30. judith

Donner des noms de voyelles aux amis, changer leur nom pour l'esthétique d'un journal, peut-être que ça porte malheur. C'est plutôt dans Love and Writing qu'on aurait dû rester toutes les deux. Elle, ma grande amie de toujours. Et moi. Les tarots amérindiens et les soirs de fête ; les journées en pyjama, les nuits d'hiver trop courtes, perdues dans la neige à North Hatley, à Sutton, sous la tente à Tremblant, et nos dîners à sept services dans son loft, les pastas, la soupe aux tomates, les gambas, et le shabbat aux centaines de chandelles ; les jour et nuit.

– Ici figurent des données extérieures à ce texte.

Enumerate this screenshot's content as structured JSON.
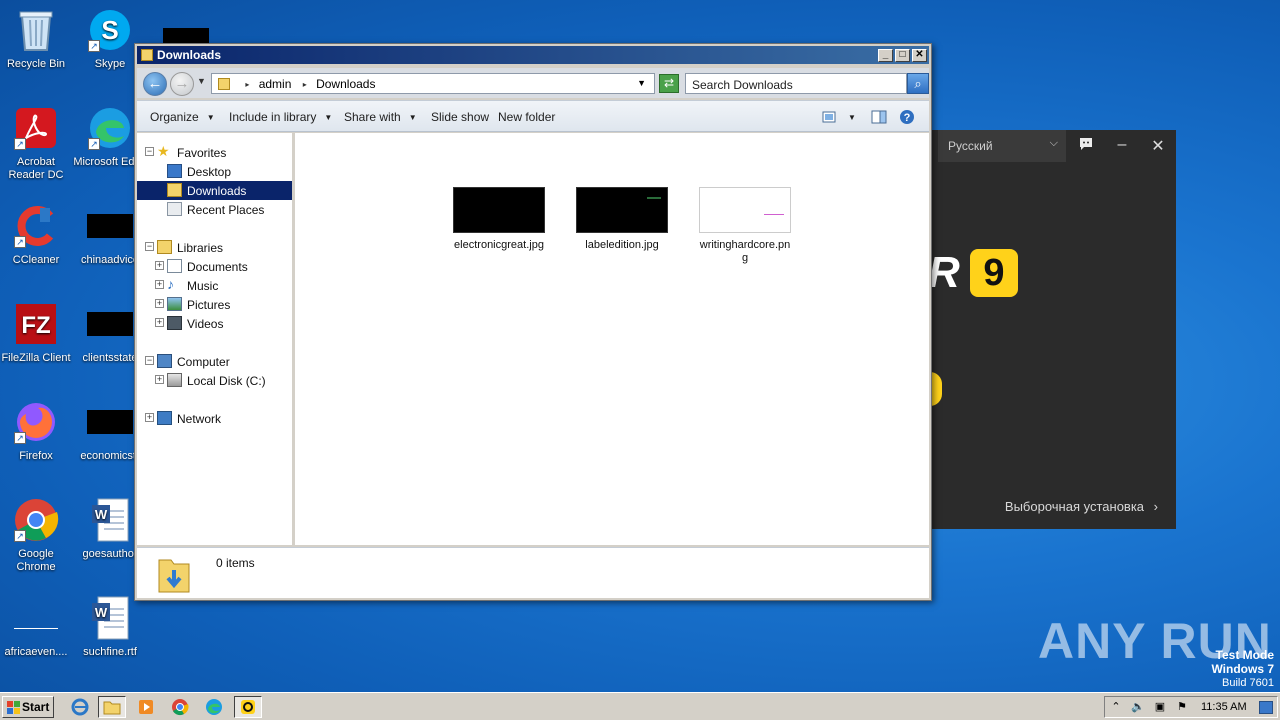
{
  "desktop": {
    "icons": [
      {
        "label": "Recycle Bin"
      },
      {
        "label": "Skype"
      },
      {
        "label": "Acrobat Reader DC"
      },
      {
        "label": "Microsoft Edge"
      },
      {
        "label": "CCleaner"
      },
      {
        "label": "chinaadvice"
      },
      {
        "label": "FileZilla Client"
      },
      {
        "label": "clientsstate"
      },
      {
        "label": "Firefox"
      },
      {
        "label": "economicstr"
      },
      {
        "label": "Google Chrome"
      },
      {
        "label": "goesauthor"
      },
      {
        "label": "africaeven...."
      },
      {
        "label": "suchfine.rtf"
      }
    ]
  },
  "installer": {
    "language": "Русский",
    "brand_letter": "R",
    "version_badge": "9",
    "custom_install": "Выборочная установка"
  },
  "explorer": {
    "title": "Downloads",
    "address": {
      "segments": [
        "admin",
        "Downloads"
      ]
    },
    "search_placeholder": "Search Downloads",
    "toolbar": {
      "organize": "Organize",
      "include_in_library": "Include in library",
      "share_with": "Share with",
      "slide_show": "Slide show",
      "new_folder": "New folder"
    },
    "nav": {
      "favorites": "Favorites",
      "desktop": "Desktop",
      "downloads": "Downloads",
      "recent_places": "Recent Places",
      "libraries": "Libraries",
      "documents": "Documents",
      "music": "Music",
      "pictures": "Pictures",
      "videos": "Videos",
      "computer": "Computer",
      "local_disk": "Local Disk (C:)",
      "network": "Network"
    },
    "files": [
      {
        "name": "electronicgreat.jpg"
      },
      {
        "name": "labeledition.jpg"
      },
      {
        "name": "writinghardcore.png"
      }
    ],
    "details": {
      "count": "0 items"
    }
  },
  "watermark": {
    "text": "ANY RUN"
  },
  "test_mode": {
    "line1": "Test Mode",
    "line2": "Windows 7",
    "line3": "Build 7601"
  },
  "taskbar": {
    "start": "Start",
    "clock": "11:35 AM"
  }
}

Je rassemble dans ce journal quelques-uns des trésors qui ne lui servent plus à rien, j'ajoute l'écharpe rouge vin, trois pages de Tourguéniev, les Polonaises de Chopin, une Mazurka, des dessous en fine dentelle, une fausse moustache avec un gros nez et des lunettes, les casseroles en cuivre et les voyages éclair à Boston, les dollars de sable et le vent dans les feuilles, l'ordinateur du dimanche et Rachmaninoff, notre amour fou pour Glenn Gould, thirty two short films about [...], et aussi trois chauve-souris en plastique, le service de couverts en argent, le samovar, une fausse araignée à jeter dans la soupe au navet, ses livres, Lévinas, Boèce, Wittgenstein, Aristote, Freud, Berberova, tout Dosto, les vieux numéros du Times et de Paris Match, un costume de sorcière, un de fée, le Coran, un dictionnaire Italien-Allemand de poche, cent cinquante huit et quelques tubes de rouge à lèvres, un phoque en Alaska, des peignes et des broches en écaille, une Bible, un profond fauteuil en cuir fauve tout mou, un boa en vraies plumes de paon. Le reste, je le garde.